Signal-to-Noise Ratio (SNR)
A measure of signal quality: the ratio of the intended wireless signal's strength to the background noise level. High SNR = clear signal, reliable communication. Low SNR = noisy channel, unreliable or failed communication. RF jamming attacks deliberately lower the SNR by adding noise β either random interference, continuous jamming signals, or high volumes of legitimate-looking frames β until legitimate devices cannot decode the AP's transmissions.

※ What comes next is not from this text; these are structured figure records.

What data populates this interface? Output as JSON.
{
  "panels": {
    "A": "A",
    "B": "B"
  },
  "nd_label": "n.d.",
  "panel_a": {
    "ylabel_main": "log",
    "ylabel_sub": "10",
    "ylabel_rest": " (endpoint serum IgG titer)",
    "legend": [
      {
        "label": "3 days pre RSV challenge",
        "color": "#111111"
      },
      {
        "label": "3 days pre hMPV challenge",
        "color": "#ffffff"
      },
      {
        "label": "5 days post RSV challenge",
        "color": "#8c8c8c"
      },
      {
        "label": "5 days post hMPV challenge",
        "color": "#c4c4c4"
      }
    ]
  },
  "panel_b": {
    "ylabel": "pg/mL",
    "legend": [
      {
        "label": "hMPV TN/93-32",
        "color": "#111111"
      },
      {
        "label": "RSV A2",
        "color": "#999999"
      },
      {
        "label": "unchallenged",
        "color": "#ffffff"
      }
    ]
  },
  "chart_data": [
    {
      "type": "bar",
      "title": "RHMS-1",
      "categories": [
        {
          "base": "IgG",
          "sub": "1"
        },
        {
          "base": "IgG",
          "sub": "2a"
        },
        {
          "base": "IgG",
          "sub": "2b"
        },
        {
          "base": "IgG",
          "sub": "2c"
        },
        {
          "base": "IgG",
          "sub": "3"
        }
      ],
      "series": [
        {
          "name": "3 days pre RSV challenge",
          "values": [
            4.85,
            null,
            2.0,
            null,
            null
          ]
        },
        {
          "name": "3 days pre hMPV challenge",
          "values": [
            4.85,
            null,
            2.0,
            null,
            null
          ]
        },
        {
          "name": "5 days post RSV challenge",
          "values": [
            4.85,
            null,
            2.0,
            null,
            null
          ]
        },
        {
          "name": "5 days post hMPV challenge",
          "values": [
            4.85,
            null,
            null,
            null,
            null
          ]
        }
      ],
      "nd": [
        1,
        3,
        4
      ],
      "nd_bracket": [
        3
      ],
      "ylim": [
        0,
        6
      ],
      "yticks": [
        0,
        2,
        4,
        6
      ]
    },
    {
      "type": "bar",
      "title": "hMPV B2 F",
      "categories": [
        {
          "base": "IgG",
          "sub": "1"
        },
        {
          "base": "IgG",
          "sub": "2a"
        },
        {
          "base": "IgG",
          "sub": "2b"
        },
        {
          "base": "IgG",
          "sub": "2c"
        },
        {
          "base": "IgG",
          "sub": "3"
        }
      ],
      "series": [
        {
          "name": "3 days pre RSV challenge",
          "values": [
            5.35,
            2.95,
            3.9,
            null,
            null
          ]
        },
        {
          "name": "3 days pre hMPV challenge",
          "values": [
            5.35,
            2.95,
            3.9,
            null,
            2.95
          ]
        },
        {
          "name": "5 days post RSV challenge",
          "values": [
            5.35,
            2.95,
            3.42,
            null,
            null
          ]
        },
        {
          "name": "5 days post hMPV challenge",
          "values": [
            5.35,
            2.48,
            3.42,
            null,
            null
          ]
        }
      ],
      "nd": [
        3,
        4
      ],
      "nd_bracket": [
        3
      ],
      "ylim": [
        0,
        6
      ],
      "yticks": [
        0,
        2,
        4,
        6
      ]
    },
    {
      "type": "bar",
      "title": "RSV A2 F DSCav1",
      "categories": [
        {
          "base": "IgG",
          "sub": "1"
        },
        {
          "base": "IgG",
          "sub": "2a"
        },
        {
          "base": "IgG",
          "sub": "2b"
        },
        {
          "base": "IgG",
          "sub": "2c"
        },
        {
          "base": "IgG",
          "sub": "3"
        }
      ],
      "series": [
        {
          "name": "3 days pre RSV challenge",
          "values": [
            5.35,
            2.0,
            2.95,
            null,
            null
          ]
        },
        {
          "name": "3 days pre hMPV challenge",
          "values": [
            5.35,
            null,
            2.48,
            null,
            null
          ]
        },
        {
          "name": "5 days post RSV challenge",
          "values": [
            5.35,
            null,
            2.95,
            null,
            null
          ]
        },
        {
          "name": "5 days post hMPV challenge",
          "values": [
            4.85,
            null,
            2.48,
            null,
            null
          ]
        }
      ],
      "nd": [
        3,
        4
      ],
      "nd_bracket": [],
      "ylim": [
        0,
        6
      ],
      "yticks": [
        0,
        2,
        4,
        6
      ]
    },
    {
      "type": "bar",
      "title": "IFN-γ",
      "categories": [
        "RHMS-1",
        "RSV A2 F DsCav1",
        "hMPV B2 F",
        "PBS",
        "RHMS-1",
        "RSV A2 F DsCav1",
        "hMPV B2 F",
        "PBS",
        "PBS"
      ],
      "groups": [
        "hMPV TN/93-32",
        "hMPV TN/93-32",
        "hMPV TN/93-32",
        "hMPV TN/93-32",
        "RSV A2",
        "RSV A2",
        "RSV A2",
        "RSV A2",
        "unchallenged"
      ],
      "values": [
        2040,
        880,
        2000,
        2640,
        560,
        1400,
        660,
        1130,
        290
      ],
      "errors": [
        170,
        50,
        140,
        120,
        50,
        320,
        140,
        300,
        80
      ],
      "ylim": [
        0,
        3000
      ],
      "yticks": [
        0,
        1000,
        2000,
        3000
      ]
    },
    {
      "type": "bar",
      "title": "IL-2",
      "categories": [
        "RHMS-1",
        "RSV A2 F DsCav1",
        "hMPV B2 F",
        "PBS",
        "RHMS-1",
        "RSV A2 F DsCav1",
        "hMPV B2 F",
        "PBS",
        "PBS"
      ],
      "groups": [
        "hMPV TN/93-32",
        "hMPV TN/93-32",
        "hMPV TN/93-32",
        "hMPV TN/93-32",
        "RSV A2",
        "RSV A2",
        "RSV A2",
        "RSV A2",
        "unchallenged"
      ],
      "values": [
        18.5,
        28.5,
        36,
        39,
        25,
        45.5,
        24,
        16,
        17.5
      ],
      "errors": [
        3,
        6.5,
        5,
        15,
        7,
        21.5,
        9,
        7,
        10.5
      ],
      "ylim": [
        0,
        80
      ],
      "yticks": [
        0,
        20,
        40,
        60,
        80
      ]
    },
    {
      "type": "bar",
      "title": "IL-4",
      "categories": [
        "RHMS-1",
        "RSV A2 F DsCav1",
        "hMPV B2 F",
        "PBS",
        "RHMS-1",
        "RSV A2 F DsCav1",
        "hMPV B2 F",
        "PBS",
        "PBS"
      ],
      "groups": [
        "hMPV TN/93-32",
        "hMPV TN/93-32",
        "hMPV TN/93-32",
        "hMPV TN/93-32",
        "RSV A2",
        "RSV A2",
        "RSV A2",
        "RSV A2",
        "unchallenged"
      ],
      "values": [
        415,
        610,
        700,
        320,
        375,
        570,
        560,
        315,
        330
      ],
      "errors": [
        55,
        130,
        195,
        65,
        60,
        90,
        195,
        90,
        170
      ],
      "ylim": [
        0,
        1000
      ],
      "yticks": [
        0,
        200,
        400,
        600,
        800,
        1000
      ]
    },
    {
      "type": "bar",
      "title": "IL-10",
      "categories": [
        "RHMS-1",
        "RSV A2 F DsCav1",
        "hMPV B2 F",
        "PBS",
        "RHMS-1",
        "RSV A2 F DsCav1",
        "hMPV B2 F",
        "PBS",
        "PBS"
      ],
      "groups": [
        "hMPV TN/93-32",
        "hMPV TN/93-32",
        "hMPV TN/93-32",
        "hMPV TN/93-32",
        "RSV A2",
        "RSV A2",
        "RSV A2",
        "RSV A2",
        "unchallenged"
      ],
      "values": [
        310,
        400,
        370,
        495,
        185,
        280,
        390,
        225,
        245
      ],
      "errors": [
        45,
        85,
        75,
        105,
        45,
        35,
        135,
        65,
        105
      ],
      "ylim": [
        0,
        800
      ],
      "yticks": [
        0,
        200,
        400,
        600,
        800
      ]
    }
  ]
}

SNR degradation is measured in decibels (dB); a drop of 10 dB corresponds to a tenfold reduction in signal quality relative to noise.
Constant Jamming
A jamming technique that continuously transmits a signal β random data, legitimate-looking frames, or pure noise β on the target frequency without interruption. The simplest and most detectable form of jamming: a spectrum analyzer will show continuous elevated noise on the affected channel at all times, making detection and localization easier. However, its constant nature makes it highly effective at disrupting communication since there is never a quiet window for devices to transmit. Detected via spectrum analysis as persistent elevated noise on one or more channels.
Random Jamming
A jamming technique that transmits interference at unpredictable intervals rather than continuously. The randomized timing makes it more difficult to detect, diagnose, and distinguish from ordinary wireless congestion or intermittent interference. Network monitoring may show sporadic connectivity issues without a clear pattern, complicating root cause analysis. More energy-efficient than constant jamming. Harder to locate because the signal is not continuously present, requiring prolonged monitoring periods to capture enough samples for triangulation.
Reactive Jamming
The most sophisticated jamming technique: the jammer remains completely silent during idle periods but immediately transmits interference the moment it detects a legitimate wireless device beginning to transmit. When the network is quiet, no jamming signal exists β spectrum analysis shows nothing unusual. The moment a device tries to communicate, the jammer responds, making communication impossible. Particularly efficient (minimal transmit time) and difficult to detect (no constant signal to find). The network appears intermittent β working briefly after a period of silence, then failing when traffic volume increases.
Fox Hunting (Wireless)
The process of physically locating the source of a jamming or interference signal using directional antennas, signal attenuators, and triangulation. Borrowed from amateur radio terminology, where hidden transmitter hunts are a recreational competition. Process: (1) use a directional antenna to determine the approximate direction of the signal source; (2) move toward the signal; (3) as proximity increases and the signal strengthens, use an attenuator to reduce signal strength so directional detection remains precise; (4) repeat and triangulate to pinpoint the exact location. Requires the investigator to be mobile and physically present near the signal source β but since jamming requires proximity, the attacker is also physically near.